The objective of this scoping review was to map the laboratory and clinical evidence of popularly known enhanced monofocal IOLs. A systematic approach was conducted following the recommendations for this review type, which is a major strength compared to non-systematic approaches such as narrative reviews. On the other hand, the wide scope does not allow the evaluation of effectiveness as in systematic reviews and meta-analysis, but recent meta-analyses have been already published answering to the efficacy question [6, 7]. These meta-analysis also included case series, with a higher number of references in the Wan et al. [6] meta-analysis.

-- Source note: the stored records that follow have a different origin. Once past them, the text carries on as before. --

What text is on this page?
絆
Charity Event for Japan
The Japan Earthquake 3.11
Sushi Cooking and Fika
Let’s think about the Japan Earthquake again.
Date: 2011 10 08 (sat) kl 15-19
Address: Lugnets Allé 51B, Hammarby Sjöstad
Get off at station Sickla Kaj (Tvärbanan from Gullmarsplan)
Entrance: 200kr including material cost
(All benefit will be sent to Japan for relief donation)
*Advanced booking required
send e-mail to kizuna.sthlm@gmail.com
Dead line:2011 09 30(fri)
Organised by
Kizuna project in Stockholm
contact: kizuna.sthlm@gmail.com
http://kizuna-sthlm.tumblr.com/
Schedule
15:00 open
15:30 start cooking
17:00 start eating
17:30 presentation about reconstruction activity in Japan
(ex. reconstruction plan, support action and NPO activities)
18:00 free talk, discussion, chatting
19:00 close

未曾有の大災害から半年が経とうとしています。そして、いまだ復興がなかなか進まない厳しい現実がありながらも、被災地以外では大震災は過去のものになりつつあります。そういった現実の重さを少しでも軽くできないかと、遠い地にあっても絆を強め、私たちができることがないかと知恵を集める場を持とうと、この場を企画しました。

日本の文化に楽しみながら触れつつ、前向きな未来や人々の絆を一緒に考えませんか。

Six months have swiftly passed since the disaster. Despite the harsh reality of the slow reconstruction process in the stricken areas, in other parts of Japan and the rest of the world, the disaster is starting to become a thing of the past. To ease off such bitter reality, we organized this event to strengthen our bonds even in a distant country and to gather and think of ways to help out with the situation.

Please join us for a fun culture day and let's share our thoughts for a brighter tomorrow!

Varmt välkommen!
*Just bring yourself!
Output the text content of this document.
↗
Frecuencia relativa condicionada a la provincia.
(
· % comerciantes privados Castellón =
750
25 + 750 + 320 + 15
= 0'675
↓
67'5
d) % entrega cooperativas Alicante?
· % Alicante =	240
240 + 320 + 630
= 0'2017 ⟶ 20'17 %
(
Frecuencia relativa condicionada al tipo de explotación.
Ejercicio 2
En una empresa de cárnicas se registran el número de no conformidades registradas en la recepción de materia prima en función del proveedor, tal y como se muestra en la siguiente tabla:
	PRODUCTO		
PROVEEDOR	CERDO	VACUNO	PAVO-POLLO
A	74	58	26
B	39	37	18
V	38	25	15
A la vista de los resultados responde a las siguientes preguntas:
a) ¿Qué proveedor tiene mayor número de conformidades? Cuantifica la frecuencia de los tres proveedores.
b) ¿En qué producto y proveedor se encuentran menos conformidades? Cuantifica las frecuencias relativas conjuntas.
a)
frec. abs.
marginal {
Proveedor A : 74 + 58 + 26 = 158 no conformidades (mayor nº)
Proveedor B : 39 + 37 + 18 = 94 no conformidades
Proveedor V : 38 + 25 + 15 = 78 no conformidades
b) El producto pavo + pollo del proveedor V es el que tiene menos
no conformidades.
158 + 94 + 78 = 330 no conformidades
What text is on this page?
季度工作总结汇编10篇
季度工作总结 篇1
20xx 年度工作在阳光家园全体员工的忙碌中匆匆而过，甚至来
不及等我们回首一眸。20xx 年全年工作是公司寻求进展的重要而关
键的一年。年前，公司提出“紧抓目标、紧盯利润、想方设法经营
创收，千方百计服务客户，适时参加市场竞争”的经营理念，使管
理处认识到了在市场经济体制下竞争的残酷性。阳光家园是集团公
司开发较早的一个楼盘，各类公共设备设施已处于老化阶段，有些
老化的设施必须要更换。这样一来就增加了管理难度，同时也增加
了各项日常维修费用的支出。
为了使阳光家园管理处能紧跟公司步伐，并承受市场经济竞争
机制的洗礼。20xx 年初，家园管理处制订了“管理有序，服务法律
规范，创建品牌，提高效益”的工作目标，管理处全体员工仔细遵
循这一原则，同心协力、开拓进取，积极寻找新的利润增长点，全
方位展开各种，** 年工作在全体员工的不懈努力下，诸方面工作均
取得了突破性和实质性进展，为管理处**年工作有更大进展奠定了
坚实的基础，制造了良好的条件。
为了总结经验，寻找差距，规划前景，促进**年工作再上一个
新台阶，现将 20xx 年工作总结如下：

Our scoping review also included three cases series that were not included in the previous ones, [17, 37, 44] but the results provided in these three references were in agreement with the conclusions reported by Wan et al. [6]. This scoping review also included a comparison study for IsoPure [44] IOL in contrast to previous systematic reviews that only included Tecnis Eyhance. It is also important to note that Wan et al. [6] incorrectly included a study cited as Alió 2021 in some endpoints of their meta-analysis, whereas Tecnis Eyhance was not included in Alió’s study. A major strength of this scoping review in comparison with the previously published meta-analysis is the inclusion of lenses beyond Tecnis Eyhance, the inclusion of studies comparing results with EDoF lenses, and the exploration of the accomplishment of the EDoF criteria for ANSI standards. Unfortunately, a major limitation is that there is no standard definition of enhanced monofocal IOLs; therefore, the lenses included in the context are those that, according to the reviewers, might be qualified as enhanced monofocals. The findings summarized in this scoping review could help the reader to compare the results between the reviewed IOLs, but until future standards consider the inclusion of a new category and define the criteria for this category, all these lenses can be considered as monofocal lenses, considering that associating the term “enhanced” to the lenses might be arbitrary because of the lack of standard criteria.

Conclusion

This review identified 39 studies divided into two systematic reviews, 13 laboratory studies, 21 clinical studies, and two mixed studies. Up to 11 laboratory studies and 17 clinical studies included optical, surface profile, and clinical results for Tecnis Eyhance, which means that approximately 74% of the current evidence of enhanced monofocals comes from this particular IOL. Conversely, although laboratory evidence can be found from other enhanced monofocal IOLs, only IsoPure and Xact IOLs provided clinical evidence in four studies, three case series without a comparison group, and only one case series comparing a standard monofocal IOL with the IsoPure IOL. Sufficient clinical evidence in comparison to standard monofocals has been provided by Tecnis Eyhance for the assessment of its efficacy in two published meta-analyses; however, for the remaining IOLs, clinical evidence is still very scarce. All the studies for which the ANSI criteria for EDoF lens classification could be checked corresponded to Tecnis Eyhance, except one study for IsoPure. For the four criteria that should be met to qualify these IOLs as EDoFs, ANSI-2 was not generally met, and no studies supported that the ANSI-3 criteria were met. In comparison with EDoF lenses, evidence is scarce, even for Tecnis Eyhance. Only four studies compared enhanced monofocals with EdoF lenses, particularly for Tecnis Eyhance, and only one study included three groups with monofocal, enhanced monofocal, and EDoF lenses. Tecnis Eyhance was positioned in this study with an increase in depth of focus between the standard monofocal and EDoF. Because of the lack of a standard classification for these lenses and because the ANSI standards were not fully met, these lenses should be better classified as monofocal until the international standards consider a new classification between monofocal and EDoF lenses.